In this study we also showed that the mRNA expression of AT1R was clearly increased in the nephrotic stage in both models. By contrast, the expression of renin and ACE was decreased (Figure 2). These enzymes might be decreased to suppress the effect of the dramatic increase of AGT production. Although the meaning of the changes in the expression of the RAS molecules in glomeruli is not well explained, these observations suggest that local RAS activity is basically regulated by the amount of the substrate, AGT, and that the increased production of AGT in podocytes contributes to podocyte injury in an autocrine manner.

It should be mentioned that the increase of the protein level of AGT was not remarkable if compared with the decrease of the level of mRNA. Although it is difficult to explain the precise reason for this discrepancy, it is plausible that some post-translational pathway suppressed the increase of the AGT protein. It is also plausible that some negative feedback pathway enhanced the degradation of AGT.

Another important finding we should mention is that ATR2 expression also increased in both nephrotic models. We have previously reported that AT2R-mediated Ang II action has a function opposite to AT1R-mediated Ang II action.[17] It is thought that the increase of AT2R is a protective response to suppress AT1R-mediated Ang II action.

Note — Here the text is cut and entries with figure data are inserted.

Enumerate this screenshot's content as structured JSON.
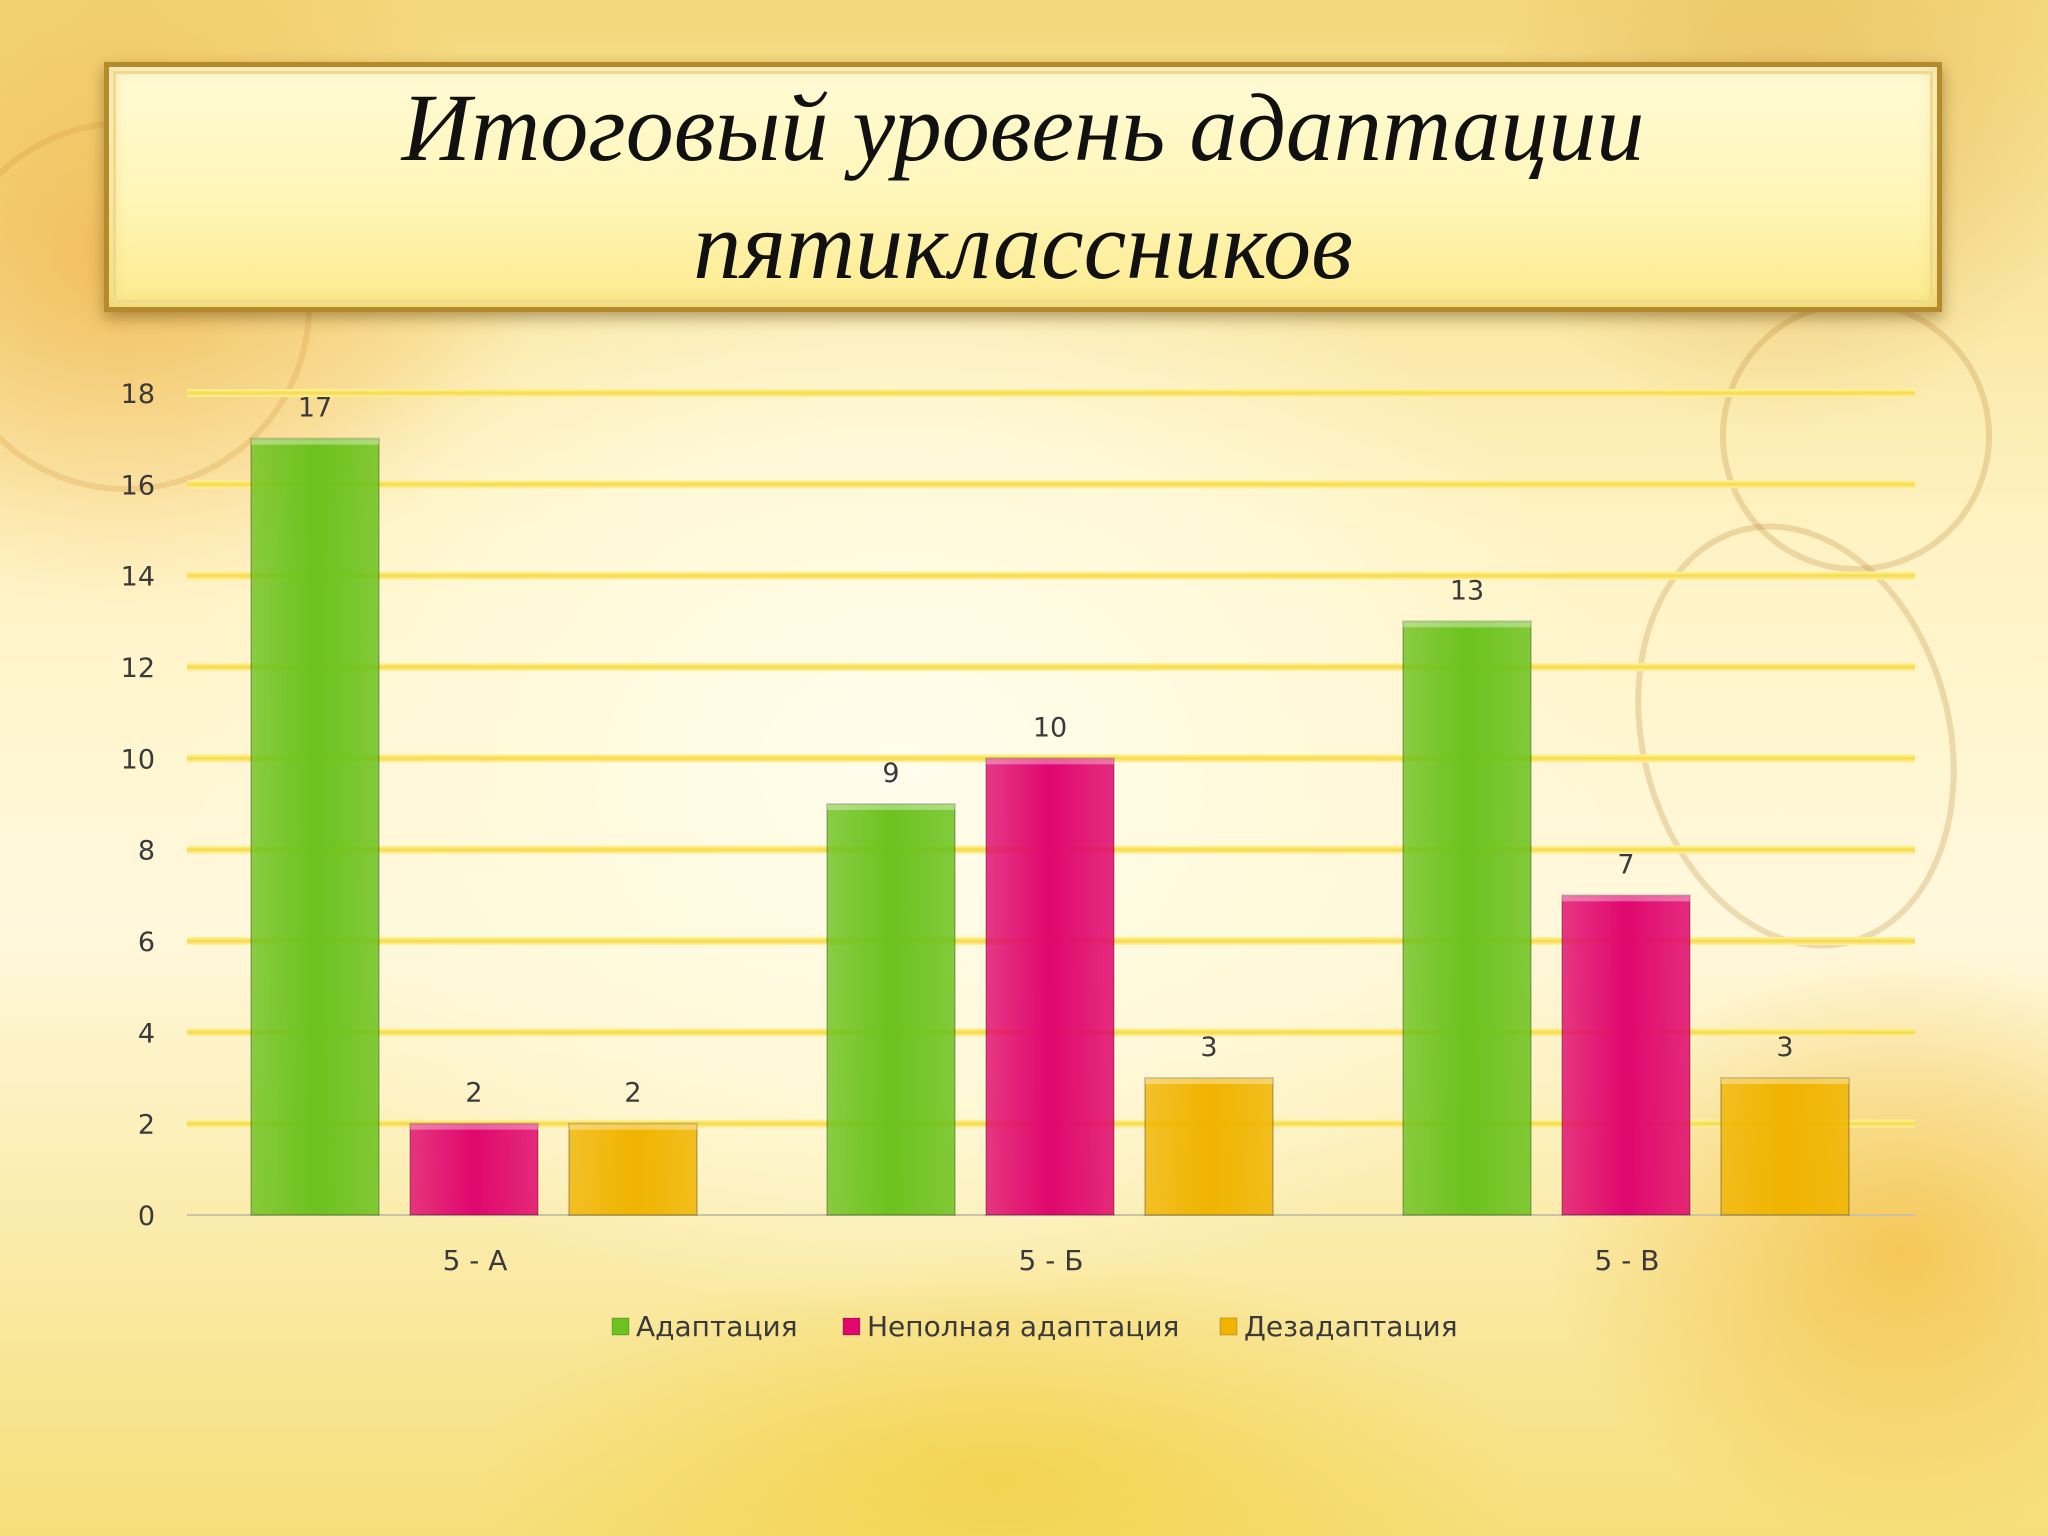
{
  "title": {
    "line1": "Итоговый уровень адаптации",
    "line2": "пятиклассников"
  },
  "chart_data": {
    "type": "bar",
    "categories": [
      "5 - А",
      "5 - Б",
      "5 - В"
    ],
    "series": [
      {
        "name": "Адаптация",
        "values": [
          17,
          9,
          13
        ],
        "color": "#6cc21e"
      },
      {
        "name": "Неполная адаптация",
        "values": [
          2,
          10,
          7
        ],
        "color": "#e0076e"
      },
      {
        "name": "Дезадаптация",
        "values": [
          2,
          3,
          3
        ],
        "color": "#f0b400"
      }
    ],
    "ylim": [
      0,
      18
    ],
    "yticks": [
      0,
      2,
      4,
      6,
      8,
      10,
      12,
      14,
      16,
      18
    ],
    "title": "",
    "xlabel": "",
    "ylabel": "",
    "grid": true,
    "legend": "bottom"
  }
}
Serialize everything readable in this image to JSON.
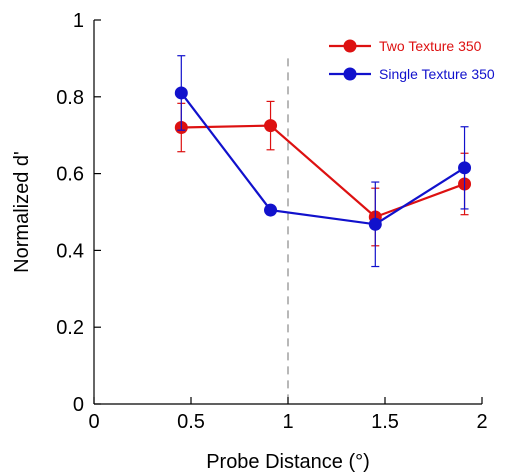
{
  "chart_data": {
    "type": "line",
    "xlabel": "Probe Distance (°)",
    "ylabel": "Normalized d'",
    "xlim": [
      0,
      2
    ],
    "ylim": [
      0,
      1
    ],
    "xticks": [
      0,
      0.5,
      1,
      1.5,
      2
    ],
    "xtick_labels": [
      "0",
      "0.5",
      "1",
      "1.5",
      "2"
    ],
    "yticks": [
      0,
      0.2,
      0.4,
      0.6,
      0.8,
      1
    ],
    "ytick_labels": [
      "0",
      "0.2",
      "0.4",
      "0.6",
      "0.8",
      "1"
    ],
    "grid": false,
    "legend_position": "top-right",
    "reference_line": {
      "x": 1,
      "style": "dashed",
      "color": "#888888"
    },
    "series": [
      {
        "name": "Two Texture 350",
        "color": "#dd1111",
        "x": [
          0.45,
          0.91,
          1.45,
          1.91
        ],
        "y": [
          0.72,
          0.725,
          0.487,
          0.573
        ],
        "error": [
          0.063,
          0.063,
          0.075,
          0.08
        ]
      },
      {
        "name": "Single Texture 350",
        "color": "#1111cc",
        "x": [
          0.45,
          0.91,
          1.45,
          1.91
        ],
        "y": [
          0.81,
          0.505,
          0.468,
          0.615
        ],
        "error": [
          0.097,
          0.012,
          0.11,
          0.107
        ]
      }
    ]
  }
}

It is reported that the local tissue RAS is enhanced if the cells are stimulated,[25,26,31] and that the activated local RAS participates in tissue injury in an autocrine or paracrine manner. A recent report implied that if the cells are stimulated with Ang II, the Ca++ channel was activated and the consequent increase of Ca++ influx enhanced the local RAS in a positive feedback loop.[31] In this study we observed that glomerular mRNA expression of AGT increased remarkably in nephrotic models, and the increase of AGT was also observed by immunohistochemistry. We observed that the increase in AGT staining in liver is not clear in the nephrotic models. These observations suggest that the local RAS may be involved in the development of the nephrotic models. ARB is widely used for patients showing proteinuria, including in steroid-resistant nephropathy.[32] In this study, we also observed that the ARB treatment suppressed the increase of the glomerular expression of AGT, and inhibited the decrease of the expression of SD molecules, and then ameliorated proteinuria in the nephrotic model (Figure 4). The observations suggest that the local RAS participated in SD dysfunction, and that ARB treatment protected the SD by blocking the positive feedback loop of the local action of Ang II.

This is the first report showing that the expression of AGT in podocytes was evidently increased in nephrotic states and the increased expression of glomerular AGT was suppressed by ARB treatment. It is conceivable that the promoted local RAS participates in the development of nephrotic syndrome.